As the NFL Kicks Off, AI Scores a Touchdown

When fans tune into NFL games this fall, they may not realize how much of what they’re watching is being influenced by artificial intelligence (AI). That hot rookie receiver from a small school in Iowa who’s outplaying rookies from “football factory” schools, that linebacker who was in exactly the right place to stuff a fourth-and-goal run, and those “completion probability” stats that broadcasters show every time a receiver makes an acrobatic catch … all are influenced by AI.

And moving forward, when you see two players walk away from a violent collision uninjured, that too may be the result of AI. The NFL recently announced that it has joined forces with Amazon Web Services (AWS) to launch a new challenge for AI developers: a $100,000 prize to the data scientists who come up with winning models for automatically identifying players on the field who are involved in helmet collisions using game footage. (Think of Madden NFL – where you can keep track of all the players on the field with nametags and arrows.)

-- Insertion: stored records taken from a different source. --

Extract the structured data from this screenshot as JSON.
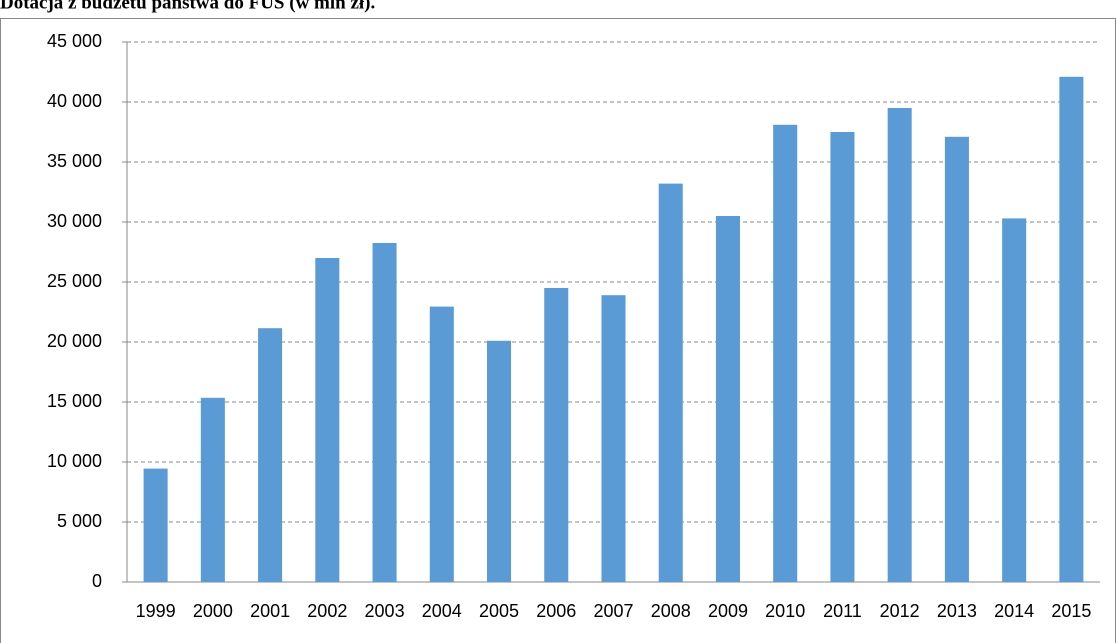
{
  "chart_data": {
    "type": "bar",
    "title": "Dotacja z budżetu państwa do FUS (w mln zł).",
    "categories": [
      "1999",
      "2000",
      "2001",
      "2002",
      "2003",
      "2004",
      "2005",
      "2006",
      "2007",
      "2008",
      "2009",
      "2010",
      "2011",
      "2012",
      "2013",
      "2014",
      "2015"
    ],
    "values": [
      9450,
      15350,
      21150,
      27000,
      28250,
      22950,
      20100,
      24500,
      23900,
      33200,
      30500,
      38100,
      37500,
      39500,
      37100,
      30300,
      42100
    ],
    "color": "#5b9bd5",
    "ylim": [
      0,
      45000
    ],
    "yticks": [
      {
        "value": 0,
        "label": "0"
      },
      {
        "value": 5000,
        "label": "5 000"
      },
      {
        "value": 10000,
        "label": "10 000"
      },
      {
        "value": 15000,
        "label": "15 000"
      },
      {
        "value": 20000,
        "label": "20 000"
      },
      {
        "value": 25000,
        "label": "25 000"
      },
      {
        "value": 30000,
        "label": "30 000"
      },
      {
        "value": 35000,
        "label": "35 000"
      },
      {
        "value": 40000,
        "label": "40 000"
      },
      {
        "value": 45000,
        "label": "45 000"
      }
    ],
    "grid": true
  }
}
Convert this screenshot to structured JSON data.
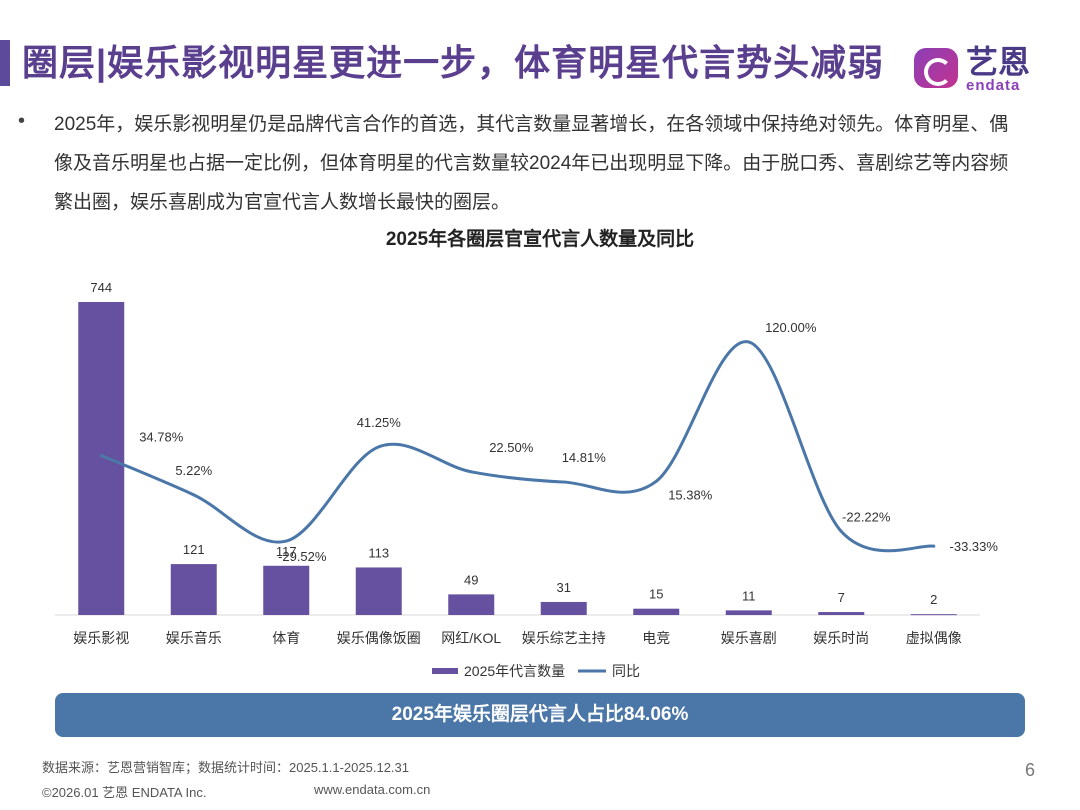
{
  "header": {
    "title": "圈层|娱乐影视明星更进一步，体育明星代言势头减弱",
    "logo_cn": "艺恩",
    "logo_en": "endata"
  },
  "bullet": {
    "marker": "•",
    "text": "2025年，娱乐影视明星仍是品牌代言合作的首选，其代言数量显著增长，在各领域中保持绝对领先。体育明星、偶像及音乐明星也占据一定比例，但体育明星的代言数量较2024年已出现明显下降。由于脱口秀、喜剧综艺等内容频繁出圈，娱乐喜剧成为官宣代言人数增长最快的圈层。"
  },
  "chart_data": {
    "type": "bar+line",
    "title": "2025年各圈层官宣代言人数量及同比",
    "categories": [
      "娱乐影视",
      "娱乐音乐",
      "体育",
      "娱乐偶像饭圈",
      "网红/KOL",
      "娱乐综艺主持",
      "电竞",
      "娱乐喜剧",
      "娱乐时尚",
      "虚拟偶像"
    ],
    "series": [
      {
        "name": "2025年代言数量",
        "kind": "bar",
        "axis": "left",
        "values": [
          744,
          121,
          117,
          113,
          49,
          31,
          15,
          11,
          7,
          2
        ],
        "labels": [
          "744",
          "121",
          "117",
          "113",
          "49",
          "31",
          "15",
          "11",
          "7",
          "2"
        ],
        "color": "#6650a0"
      },
      {
        "name": "同比",
        "kind": "line",
        "axis": "right",
        "values": [
          34.78,
          5.22,
          -29.52,
          41.25,
          22.5,
          14.81,
          15.38,
          120.0,
          -22.22,
          -33.33
        ],
        "labels": [
          "34.78%",
          "5.22%",
          "-29.52%",
          "41.25%",
          "22.50%",
          "14.81%",
          "15.38%",
          "120.00%",
          "-22.22%",
          "-33.33%"
        ],
        "color": "#4a76a8"
      }
    ],
    "ylim_left": [
      0,
      744
    ],
    "ylim_right": [
      -85,
      150
    ],
    "legend_position": "bottom"
  },
  "banner": {
    "text": "2025年娱乐圈层代言人占比84.06%"
  },
  "footer": {
    "source": "数据来源：艺恩营销智库；数据统计时间：2025.1.1-2025.12.31",
    "copyright": "©2026.01 艺恩 ENDATA Inc.",
    "website": "www.endata.com.cn",
    "page_number": "6"
  }
}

Eventually, this collaboration will develop the Digital Athlete, which the NFL says will be “a virtual representation of an NFL player that can be used to better predict and hopefully prevent player injury.” The goal is to identify defensive players who may need coaching to change their tackling technique, or offensive players who need to change how they enter collisions, with the ultimate goal of reducing injuries to both.

There are many other areas where AI will play a role in the NFL this year:

  • Draft Classes: Teams have learned that emotion based-decisions can result in bad draft picks (“I loved watching that guy in the national championship game – we need to draft him!”), so more and more teams are taking emotion out of the process and instead using AI for data-driven decisions. It is the concept of Moneyball, enabled with software that can process millions of data points, versus Billy Beane scanning papers manually. Because the technology uses computer vision to analyze patterns and performance, and compare those against player performance through the years, this “Moneyball” approach stands to deliver more hits than misses for draft picks.
  • Play Calling: AI and computer vision can identify “tip offs” based on where players are positioned, so the defense can be alerted to a likely play. Likewise, the defensive alignment can be used to inform the quarterback on the likelihood of a blitz, etc. 
  • Stadium Security: And, we’d be remiss if we didn’t talk about how AI can improve the fan experience at the game. Systems like Patriot One’s AI enabled threat detection platform can eliminate the delays caused by walk-through metal detectors at gates, and alert security guards to developing incidents throughout the stadium, so they can intervene at the earliest possible point and ensure the maximum patron experience. The technology most recently was used at the Giants-Browns pre-season game

Fewer injuries, and better players, play calling and stadium experience. Looks like a championship year for AI in the NFL!